Note that we want threadsafe_queue to support .abort() -- that means pop_back returns an optional<T> (boost or not) instead of a T, so it can return "pop failed". An alternative is that it could throw.

If the queue is killed, all pops abort.

    /*  Constructors */
    ThreadPool(); //prevent default constructor from being called

=delete.

//real constructor that is used
inline ThreadPool(uint8_t numThreads)  {
        int tmp = MAX_THREADS;
        if(numThreads > tmp){
            numThreads = tmp;
        }

again, anti-pattern.

Entire body should read:

ThreadPool(uint8_t numThreads)  {
  add_thread(numThreads);
}

DRY -- don't repeat yourself.
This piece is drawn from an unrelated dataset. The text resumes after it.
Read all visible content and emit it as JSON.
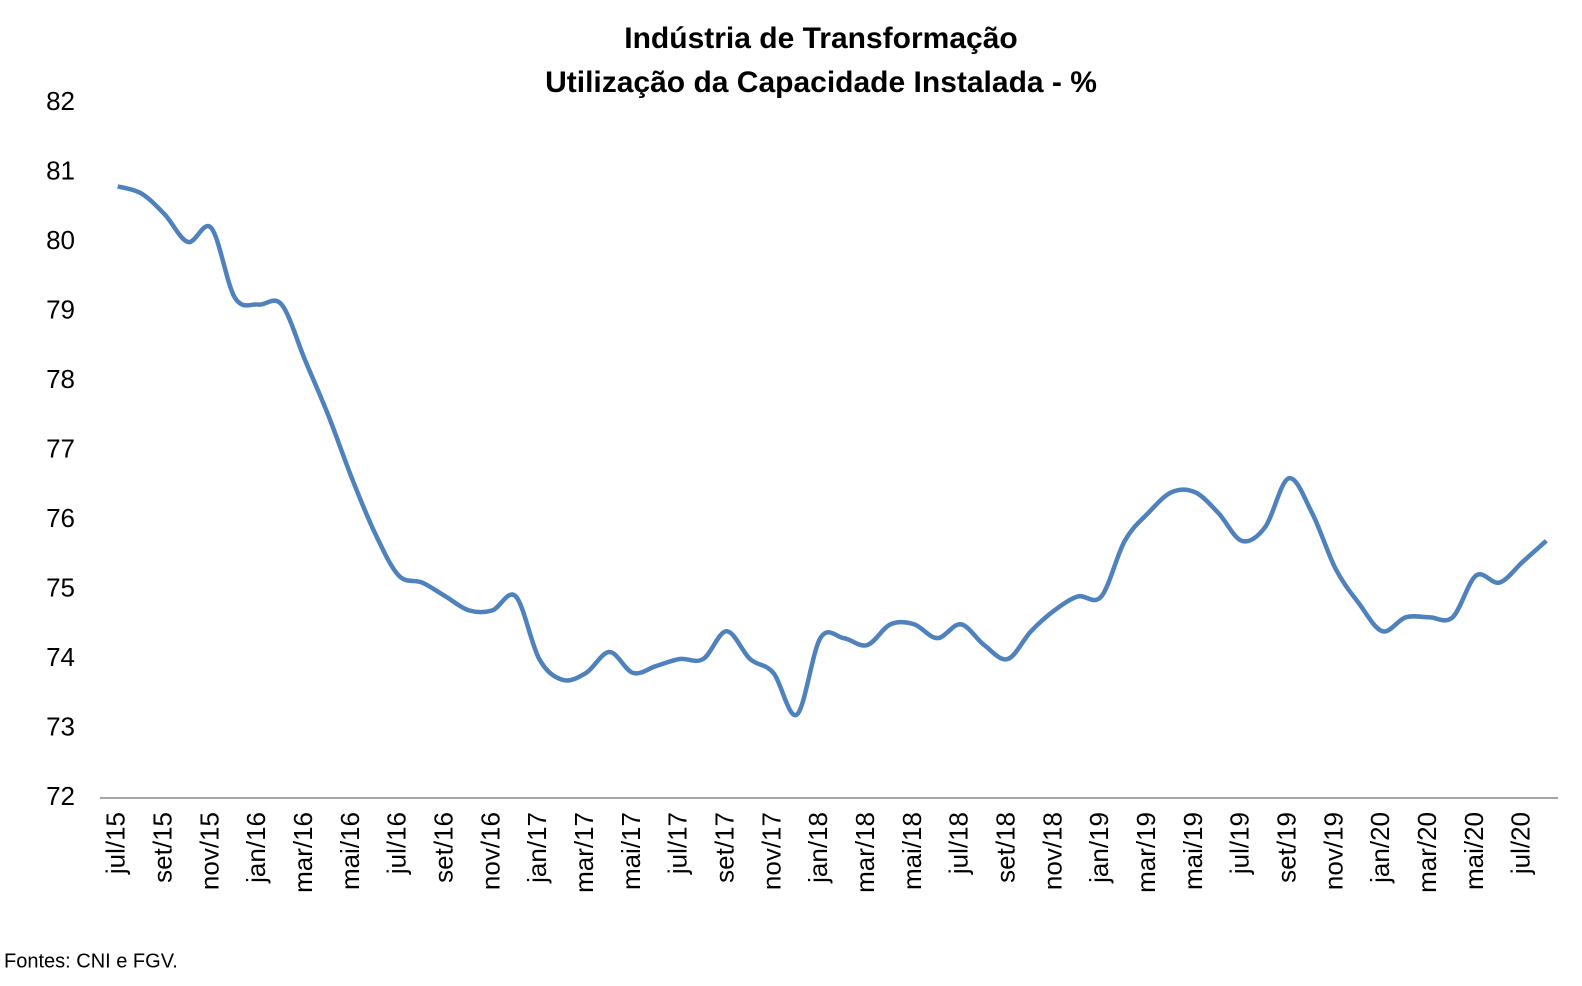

There should be one function for adding threads, uesd both here and elsewhere

NULL_COPY_AND_ASSIGN(ThreadPool);

really?

ThreadPool(ThreadPool const&)=delete;
ThreadPool& operator=(ThreadPool const&)=delete;

that is so taxing you'll write a macro to avoid typing it?

Here is a threadsafe queue:

template<class T>
struct threaded_queue {
  using lock = std::unique_lock<std::mutex>;
  void push_back( T t ) {
    lock l(m);
    data.push_back(std::move(t));
    cv.notify_one();
  }
  boost::optional<T> pop_front() {
    lock l(m);
    cv.wait(l, [this]{ return abort || !data.empty(); } );
    if (abort) return {};
    auto r = std::move(data.front());
    data.pop_front();
    return std::move(r);
  }
  void terminate() {
    lock l(m);
    abort = true;
    data.clear();
    cv.notify_all();
  }
  ~threaded_queue()
  {
    terminate();
  }
private:
  std::mutex m;
  std::deque<T> data;
  std::condition_variable cv;
  bool abort = false;
};

another operation I find useful is the ability to "abandon all queued tasks", without aborting the queue.

You'll notice how much smaller and more clean this is when it isn't mixed in with the thread pool code. The thread pool code also gets cleaner.

Answer 8

There are a lot of good comments here already, overall good work ...

The resize function is not threadsafe, especially since you are using a singleton you don't know where this will be called from, not making this threadsafe leaves you open to race conditions.

You're not unlocking JobQueue before the call to notify, that seems strange, the thread that gets woken up would at least have to wait for the push call to release the lock.

While the number of cores is definitely a factor that should be taken under consideration, it's really the runtime behavior of the threads that determines the best size of the threadpool, by creating the artificial limit you're limiting the use of your pool. I'd use the std::thread::hardware_concurrency() as a default value for the constructor but not to limit the size of the pool. Anybody playing around with the pool size can now determine the optimal size for their use case.

I have to put in my two cents with regards to singletons, I use singletons in some places in my code but I have not found a good reason to limit construction of singleton objects, by allowing singleton access or new construction of the object you create opportunities for varied use, it makes testing easier, and sometimes lets you get rid of the singleton access. Just make the constructor public anybody looking at your class can see ah i can use the singleton, or i can create one and pass it around.